Alongside the horror and condolences, there was a familiar sense of bewilderment from around the world: How can the richest superpower continue to tolerate mass shootings — school shootings, even — on a scale that dwarfs any other country?
Tuesday’s elementary school massacre in Uvalde, Texas, was viewed internationally as just the latest in a long list of domestic American bloodshed that from the outside is increasingly hard to fathom.
Pope Francis called on the United States to end the “indiscriminate” sale of guns so “tragedies like this cannot occur again.” French President Emmanuel Macron said he shared the “rage” of those Americans “who are fighting to end the violence.” Spain’s prime minister, Pedro Sanchez, simply tweeted: “This everyday horror must stop in the U.S.”
The shooting seemed doubly hard to comprehend for many in Ukraine. Losing “children to gun violence in peaceful time is a tragedy beyond understanding,” tweeted Oksana Markarova, the country’s ambassador in Washington.
It’s not just America’s friends, of course.
China used the incident to bolster its narrative that the U.S. is a superpower in decline, deflecting criticism of its own human rights record. The U.S. is “beset by the most serious gun violence and social discrimination,” Foreign Ministry spokesperson Wang Wenbin told a daily briefing Wednesday. He called it unacceptable that “no substantive measures have been taken” to “tackle these problems.”
The United States outstrips anywhere else in the world in terms of gun ownership, gun-related homicides and public mass shootings. It has 120 firearms per 100 people — more than twice as many per capita than war-torn Yemen, the next highest country on the list.
Despite having 4 percent of the world’s population, the U.S. made up 31 percent of all public mass shootings globally between 1966 and 2012, according to a 2015 study by Adam Lankford, a professor of criminal justice at the University of Alabama.
When he speaks with academics abroad, they all ask him a similar question about the U.S.: “This is such an obviously terrible and tragic problem and seems to have an obvious solution — why can’t they figure this out?” Lankford told NBC News by phone Wednesday. “Lack of political will? Or do Americans love their guns so much they are willing to let children die rather than give them up?”
How countries reacted to their own mass shootings
Other nations have suffered devastating mass shootings like the one in Uvalde on Tuesday, but those examples largely exist as unique stains on places that were galvanized into action.

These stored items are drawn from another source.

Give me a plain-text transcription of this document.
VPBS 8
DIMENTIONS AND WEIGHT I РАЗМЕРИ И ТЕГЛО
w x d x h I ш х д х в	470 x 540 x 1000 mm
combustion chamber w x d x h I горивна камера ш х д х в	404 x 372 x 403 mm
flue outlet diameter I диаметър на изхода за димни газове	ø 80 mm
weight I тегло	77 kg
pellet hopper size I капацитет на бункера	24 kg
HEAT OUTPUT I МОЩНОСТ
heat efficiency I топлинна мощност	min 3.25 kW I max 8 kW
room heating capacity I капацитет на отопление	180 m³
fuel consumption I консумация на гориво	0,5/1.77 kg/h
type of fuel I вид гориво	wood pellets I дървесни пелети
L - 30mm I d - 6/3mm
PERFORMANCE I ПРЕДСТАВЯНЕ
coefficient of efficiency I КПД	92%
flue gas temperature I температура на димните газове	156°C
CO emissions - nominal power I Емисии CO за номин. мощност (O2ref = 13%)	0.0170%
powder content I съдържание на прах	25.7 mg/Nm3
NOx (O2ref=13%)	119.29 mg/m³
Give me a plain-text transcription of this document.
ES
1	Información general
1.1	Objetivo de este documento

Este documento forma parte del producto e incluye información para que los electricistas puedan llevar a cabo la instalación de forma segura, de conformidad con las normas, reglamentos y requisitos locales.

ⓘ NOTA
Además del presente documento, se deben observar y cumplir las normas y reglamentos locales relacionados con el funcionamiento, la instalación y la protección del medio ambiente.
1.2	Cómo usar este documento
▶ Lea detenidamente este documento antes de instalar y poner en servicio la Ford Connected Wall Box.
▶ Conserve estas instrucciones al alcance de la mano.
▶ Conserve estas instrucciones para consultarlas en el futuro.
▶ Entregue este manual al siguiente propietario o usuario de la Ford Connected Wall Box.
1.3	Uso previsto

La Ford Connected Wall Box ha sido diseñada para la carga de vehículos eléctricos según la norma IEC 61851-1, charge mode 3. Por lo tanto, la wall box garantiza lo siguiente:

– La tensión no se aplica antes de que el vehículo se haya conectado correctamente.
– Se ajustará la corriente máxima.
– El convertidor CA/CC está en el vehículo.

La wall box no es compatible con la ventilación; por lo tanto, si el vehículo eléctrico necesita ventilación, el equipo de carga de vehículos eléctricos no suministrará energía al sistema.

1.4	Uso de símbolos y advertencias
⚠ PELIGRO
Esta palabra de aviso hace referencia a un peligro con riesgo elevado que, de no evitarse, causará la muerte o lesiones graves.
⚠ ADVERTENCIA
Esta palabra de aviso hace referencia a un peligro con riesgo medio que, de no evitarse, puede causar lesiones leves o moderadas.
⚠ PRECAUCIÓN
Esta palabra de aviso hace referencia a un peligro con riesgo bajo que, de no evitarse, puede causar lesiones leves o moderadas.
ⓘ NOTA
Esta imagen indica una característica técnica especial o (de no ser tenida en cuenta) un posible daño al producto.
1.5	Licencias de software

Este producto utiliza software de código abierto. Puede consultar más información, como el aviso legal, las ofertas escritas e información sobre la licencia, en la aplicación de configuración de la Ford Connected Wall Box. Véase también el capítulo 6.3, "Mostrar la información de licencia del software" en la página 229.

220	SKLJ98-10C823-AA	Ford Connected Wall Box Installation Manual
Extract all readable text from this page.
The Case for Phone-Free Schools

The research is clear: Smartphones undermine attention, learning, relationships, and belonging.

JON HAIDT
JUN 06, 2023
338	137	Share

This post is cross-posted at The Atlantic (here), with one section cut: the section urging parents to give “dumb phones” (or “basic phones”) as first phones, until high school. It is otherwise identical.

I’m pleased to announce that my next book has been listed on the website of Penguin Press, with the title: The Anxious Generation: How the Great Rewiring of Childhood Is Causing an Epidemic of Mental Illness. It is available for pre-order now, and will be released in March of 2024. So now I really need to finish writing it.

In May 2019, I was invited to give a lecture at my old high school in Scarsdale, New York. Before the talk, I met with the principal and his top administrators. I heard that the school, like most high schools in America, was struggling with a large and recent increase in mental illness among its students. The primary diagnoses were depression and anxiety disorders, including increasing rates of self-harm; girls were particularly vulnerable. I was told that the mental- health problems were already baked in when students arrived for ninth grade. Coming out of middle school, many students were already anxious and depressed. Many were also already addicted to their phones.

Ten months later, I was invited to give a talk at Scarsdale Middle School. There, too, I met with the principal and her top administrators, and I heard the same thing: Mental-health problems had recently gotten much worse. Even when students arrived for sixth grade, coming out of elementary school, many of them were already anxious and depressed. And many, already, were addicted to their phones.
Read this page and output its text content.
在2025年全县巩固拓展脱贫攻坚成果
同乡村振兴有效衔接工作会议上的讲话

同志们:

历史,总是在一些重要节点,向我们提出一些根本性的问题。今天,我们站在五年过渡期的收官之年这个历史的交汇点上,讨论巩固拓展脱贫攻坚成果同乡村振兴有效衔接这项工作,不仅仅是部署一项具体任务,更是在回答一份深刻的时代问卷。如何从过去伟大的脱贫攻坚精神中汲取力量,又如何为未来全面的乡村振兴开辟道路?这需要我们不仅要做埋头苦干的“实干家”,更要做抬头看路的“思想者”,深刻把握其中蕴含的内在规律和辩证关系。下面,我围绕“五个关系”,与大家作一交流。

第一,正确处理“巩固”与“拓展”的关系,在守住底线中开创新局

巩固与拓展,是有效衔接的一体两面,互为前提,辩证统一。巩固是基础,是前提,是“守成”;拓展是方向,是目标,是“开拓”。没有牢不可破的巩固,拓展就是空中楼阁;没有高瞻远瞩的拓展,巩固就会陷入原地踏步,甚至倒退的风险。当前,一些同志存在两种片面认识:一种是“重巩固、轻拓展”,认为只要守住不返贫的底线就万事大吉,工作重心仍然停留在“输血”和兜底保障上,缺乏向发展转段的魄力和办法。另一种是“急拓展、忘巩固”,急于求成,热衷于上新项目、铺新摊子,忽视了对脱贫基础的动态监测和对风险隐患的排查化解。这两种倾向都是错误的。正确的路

The Dunblane school shooting in Scotland in 1996 was met with swift British legislation banning the ownership of most handguns. Automatic and semi-automatic rifles were already outlawed, and every British gun owner has to apply for a license.
While it continues to struggle with knife crime, the U.K. hasn’t suffered a mass school shooting since.
Ian Blackford, a senior lawmaker with the Scottish National Party, referenced Dunblane in Parliament on Wednesday when he urged American lawmakers to “finally act to bring the scourge of gun violence that plagues the United States to an end.”